I decided to create my own method based off of what was working for me, and what I saw was missing from most methods. I combined the advanced, immune approach and this kind of chronic inflammatory response approach with all the foundations that I learned in naturopathic school. All the tools.

 

With regulating hormones, cortisol, stress, energy, blood sugar, all of that, detox, lymph, liver function. And I put all of these things together, comboed with the brain health part that had really played a huge role in my own healing. And it was a combo of everything that took me from feeling like I could barely get through today.

 

And I was in so much physical and mental pain that I wasn't enjoying my life. To here where I am now, experiencing daily joy and peace again, and able to function and live my life. I  am still on a healing journey, and I think I always will be.  I can't count the number of  big diagnoses I've been given on my fingers and toes.

 

I need way more to count. And my genetic immune variation is  one of the genes that is known to be the most susceptible to chronic inflammation, susceptible to infections, susceptible to mold toxicity and that's going to last throughout my whole life.
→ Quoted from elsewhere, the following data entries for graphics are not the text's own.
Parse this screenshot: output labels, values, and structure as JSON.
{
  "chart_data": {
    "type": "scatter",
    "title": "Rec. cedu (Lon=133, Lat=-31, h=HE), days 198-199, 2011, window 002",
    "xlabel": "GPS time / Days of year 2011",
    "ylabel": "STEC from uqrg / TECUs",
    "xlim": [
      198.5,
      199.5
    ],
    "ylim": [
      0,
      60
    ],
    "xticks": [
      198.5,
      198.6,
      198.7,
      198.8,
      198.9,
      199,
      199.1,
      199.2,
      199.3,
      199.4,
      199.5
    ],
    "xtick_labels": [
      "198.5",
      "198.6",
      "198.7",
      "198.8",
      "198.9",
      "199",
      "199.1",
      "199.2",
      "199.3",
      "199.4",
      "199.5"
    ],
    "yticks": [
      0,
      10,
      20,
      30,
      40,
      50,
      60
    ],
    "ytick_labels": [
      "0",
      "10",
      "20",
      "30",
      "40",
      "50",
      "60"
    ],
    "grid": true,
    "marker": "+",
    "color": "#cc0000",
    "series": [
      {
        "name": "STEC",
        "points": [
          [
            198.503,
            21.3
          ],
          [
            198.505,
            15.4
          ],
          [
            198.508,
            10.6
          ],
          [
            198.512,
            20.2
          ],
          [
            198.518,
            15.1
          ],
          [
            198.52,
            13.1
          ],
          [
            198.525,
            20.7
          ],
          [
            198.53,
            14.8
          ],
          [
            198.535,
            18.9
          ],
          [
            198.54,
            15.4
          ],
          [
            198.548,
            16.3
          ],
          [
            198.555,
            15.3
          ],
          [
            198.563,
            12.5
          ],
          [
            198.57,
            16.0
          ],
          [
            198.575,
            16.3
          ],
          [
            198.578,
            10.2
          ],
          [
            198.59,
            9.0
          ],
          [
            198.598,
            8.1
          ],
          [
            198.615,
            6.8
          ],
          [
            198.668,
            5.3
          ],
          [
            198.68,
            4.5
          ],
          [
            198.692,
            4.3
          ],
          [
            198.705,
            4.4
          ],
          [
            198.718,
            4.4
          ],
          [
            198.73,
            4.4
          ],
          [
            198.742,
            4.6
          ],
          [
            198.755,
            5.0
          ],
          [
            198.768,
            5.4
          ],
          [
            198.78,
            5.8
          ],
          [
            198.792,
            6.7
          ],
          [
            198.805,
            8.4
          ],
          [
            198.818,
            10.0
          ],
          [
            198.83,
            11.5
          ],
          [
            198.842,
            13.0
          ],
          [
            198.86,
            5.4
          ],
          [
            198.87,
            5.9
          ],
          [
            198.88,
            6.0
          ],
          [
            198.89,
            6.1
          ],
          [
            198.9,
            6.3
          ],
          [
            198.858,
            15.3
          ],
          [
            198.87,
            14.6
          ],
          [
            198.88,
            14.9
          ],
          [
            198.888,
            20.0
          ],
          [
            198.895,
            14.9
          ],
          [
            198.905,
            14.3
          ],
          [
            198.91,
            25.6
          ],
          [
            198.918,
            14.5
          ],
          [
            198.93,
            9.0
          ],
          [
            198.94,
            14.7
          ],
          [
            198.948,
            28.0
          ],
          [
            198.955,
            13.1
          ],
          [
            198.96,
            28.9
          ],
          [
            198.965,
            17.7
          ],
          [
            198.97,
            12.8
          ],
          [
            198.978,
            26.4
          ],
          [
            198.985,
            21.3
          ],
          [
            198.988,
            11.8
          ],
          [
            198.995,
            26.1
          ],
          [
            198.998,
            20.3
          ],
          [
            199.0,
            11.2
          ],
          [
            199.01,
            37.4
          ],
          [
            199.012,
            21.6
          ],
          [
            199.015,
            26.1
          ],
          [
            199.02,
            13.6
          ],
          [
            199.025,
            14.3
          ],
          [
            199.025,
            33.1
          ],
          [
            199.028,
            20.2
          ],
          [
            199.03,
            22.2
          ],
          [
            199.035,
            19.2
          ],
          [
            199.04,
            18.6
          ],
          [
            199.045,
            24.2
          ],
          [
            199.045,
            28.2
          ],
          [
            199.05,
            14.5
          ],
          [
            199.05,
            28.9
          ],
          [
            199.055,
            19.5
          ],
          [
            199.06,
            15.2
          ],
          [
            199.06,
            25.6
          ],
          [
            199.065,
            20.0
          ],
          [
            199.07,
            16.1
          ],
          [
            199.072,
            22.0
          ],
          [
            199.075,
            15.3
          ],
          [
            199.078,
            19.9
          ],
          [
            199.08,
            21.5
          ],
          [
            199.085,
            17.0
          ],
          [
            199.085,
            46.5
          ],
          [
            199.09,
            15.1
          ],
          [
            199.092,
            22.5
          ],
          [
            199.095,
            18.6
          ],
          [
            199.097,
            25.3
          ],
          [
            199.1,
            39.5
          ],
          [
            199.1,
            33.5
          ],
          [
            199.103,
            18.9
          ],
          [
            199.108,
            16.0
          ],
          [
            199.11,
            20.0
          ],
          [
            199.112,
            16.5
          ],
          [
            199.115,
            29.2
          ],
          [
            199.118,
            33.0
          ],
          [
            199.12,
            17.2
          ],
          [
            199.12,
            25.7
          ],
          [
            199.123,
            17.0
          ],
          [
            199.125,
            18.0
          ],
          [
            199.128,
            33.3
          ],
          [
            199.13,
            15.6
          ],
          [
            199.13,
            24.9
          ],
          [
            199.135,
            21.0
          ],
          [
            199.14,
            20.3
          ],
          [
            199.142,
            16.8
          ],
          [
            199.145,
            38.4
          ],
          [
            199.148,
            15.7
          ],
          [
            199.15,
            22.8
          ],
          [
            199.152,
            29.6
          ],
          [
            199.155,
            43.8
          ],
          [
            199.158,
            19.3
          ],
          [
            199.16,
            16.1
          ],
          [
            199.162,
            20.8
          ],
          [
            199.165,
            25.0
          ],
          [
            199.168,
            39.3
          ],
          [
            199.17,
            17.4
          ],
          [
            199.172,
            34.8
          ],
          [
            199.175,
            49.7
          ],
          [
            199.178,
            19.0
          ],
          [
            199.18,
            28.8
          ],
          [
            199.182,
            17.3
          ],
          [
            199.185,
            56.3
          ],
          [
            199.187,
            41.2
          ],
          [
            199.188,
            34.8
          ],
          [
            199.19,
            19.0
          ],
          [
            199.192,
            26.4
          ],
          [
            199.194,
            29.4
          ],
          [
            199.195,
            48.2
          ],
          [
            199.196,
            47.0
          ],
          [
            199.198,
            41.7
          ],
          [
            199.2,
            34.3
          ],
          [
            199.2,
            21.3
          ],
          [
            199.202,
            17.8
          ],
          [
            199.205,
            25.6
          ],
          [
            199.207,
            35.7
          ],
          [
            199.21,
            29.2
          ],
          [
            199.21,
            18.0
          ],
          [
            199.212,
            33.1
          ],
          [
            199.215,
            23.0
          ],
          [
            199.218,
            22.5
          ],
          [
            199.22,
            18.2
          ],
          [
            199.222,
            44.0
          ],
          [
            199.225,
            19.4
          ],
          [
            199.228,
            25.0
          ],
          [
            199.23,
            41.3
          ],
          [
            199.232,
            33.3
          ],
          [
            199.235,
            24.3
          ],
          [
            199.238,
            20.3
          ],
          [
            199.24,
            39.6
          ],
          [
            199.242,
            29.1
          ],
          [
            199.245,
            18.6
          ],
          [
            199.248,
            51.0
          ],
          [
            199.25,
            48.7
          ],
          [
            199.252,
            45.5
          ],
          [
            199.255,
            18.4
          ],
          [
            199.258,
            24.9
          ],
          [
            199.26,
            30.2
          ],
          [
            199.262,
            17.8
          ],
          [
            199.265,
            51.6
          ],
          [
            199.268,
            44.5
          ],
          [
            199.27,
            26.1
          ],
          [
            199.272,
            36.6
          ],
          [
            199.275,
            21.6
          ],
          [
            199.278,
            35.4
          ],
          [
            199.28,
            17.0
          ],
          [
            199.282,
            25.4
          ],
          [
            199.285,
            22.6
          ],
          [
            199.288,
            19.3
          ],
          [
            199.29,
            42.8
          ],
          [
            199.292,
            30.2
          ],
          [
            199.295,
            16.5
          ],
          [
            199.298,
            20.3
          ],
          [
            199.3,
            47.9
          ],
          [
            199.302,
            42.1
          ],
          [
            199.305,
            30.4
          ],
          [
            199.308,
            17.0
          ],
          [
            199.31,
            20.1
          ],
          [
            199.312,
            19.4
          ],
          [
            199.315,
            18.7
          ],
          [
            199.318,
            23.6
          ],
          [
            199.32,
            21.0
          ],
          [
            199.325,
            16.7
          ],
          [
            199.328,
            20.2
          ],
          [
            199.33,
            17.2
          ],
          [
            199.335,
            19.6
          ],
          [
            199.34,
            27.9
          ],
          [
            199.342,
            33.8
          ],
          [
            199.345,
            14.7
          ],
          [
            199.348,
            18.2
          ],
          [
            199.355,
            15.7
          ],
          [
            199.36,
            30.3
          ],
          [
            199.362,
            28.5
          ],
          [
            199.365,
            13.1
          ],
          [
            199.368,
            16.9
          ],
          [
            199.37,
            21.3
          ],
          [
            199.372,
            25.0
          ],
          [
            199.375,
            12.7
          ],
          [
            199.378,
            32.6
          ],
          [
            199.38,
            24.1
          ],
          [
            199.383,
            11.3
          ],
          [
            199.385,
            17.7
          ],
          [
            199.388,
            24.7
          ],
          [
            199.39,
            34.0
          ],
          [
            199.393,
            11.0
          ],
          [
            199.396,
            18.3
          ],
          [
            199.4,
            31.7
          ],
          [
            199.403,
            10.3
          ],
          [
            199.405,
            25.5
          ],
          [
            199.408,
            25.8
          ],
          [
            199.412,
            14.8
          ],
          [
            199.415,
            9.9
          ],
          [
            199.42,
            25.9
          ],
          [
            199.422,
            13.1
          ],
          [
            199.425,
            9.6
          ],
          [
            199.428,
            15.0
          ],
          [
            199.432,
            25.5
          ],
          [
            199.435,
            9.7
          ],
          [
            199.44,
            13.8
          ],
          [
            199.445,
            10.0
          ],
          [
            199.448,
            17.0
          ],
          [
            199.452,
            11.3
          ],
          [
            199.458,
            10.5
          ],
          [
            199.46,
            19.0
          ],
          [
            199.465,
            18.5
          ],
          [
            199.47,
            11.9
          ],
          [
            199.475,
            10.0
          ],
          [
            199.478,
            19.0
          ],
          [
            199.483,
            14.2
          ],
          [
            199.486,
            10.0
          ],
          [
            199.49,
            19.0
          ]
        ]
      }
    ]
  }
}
So I only started healing from nearly 20 years of really serious inflammation a few years ago, but I have my life back and I'm able to do my passion, which is helping others through really difficult health situations.

 

I want to be there for people like you so that you don't have to spend hours and hours doing research on your own and spend so much time at the doctor with people who don't know or consider your whole health picture. So for everyone listening, I just want you to know that you can have your life back too.

 

You can find daily joy and peace again, and I really want that for you.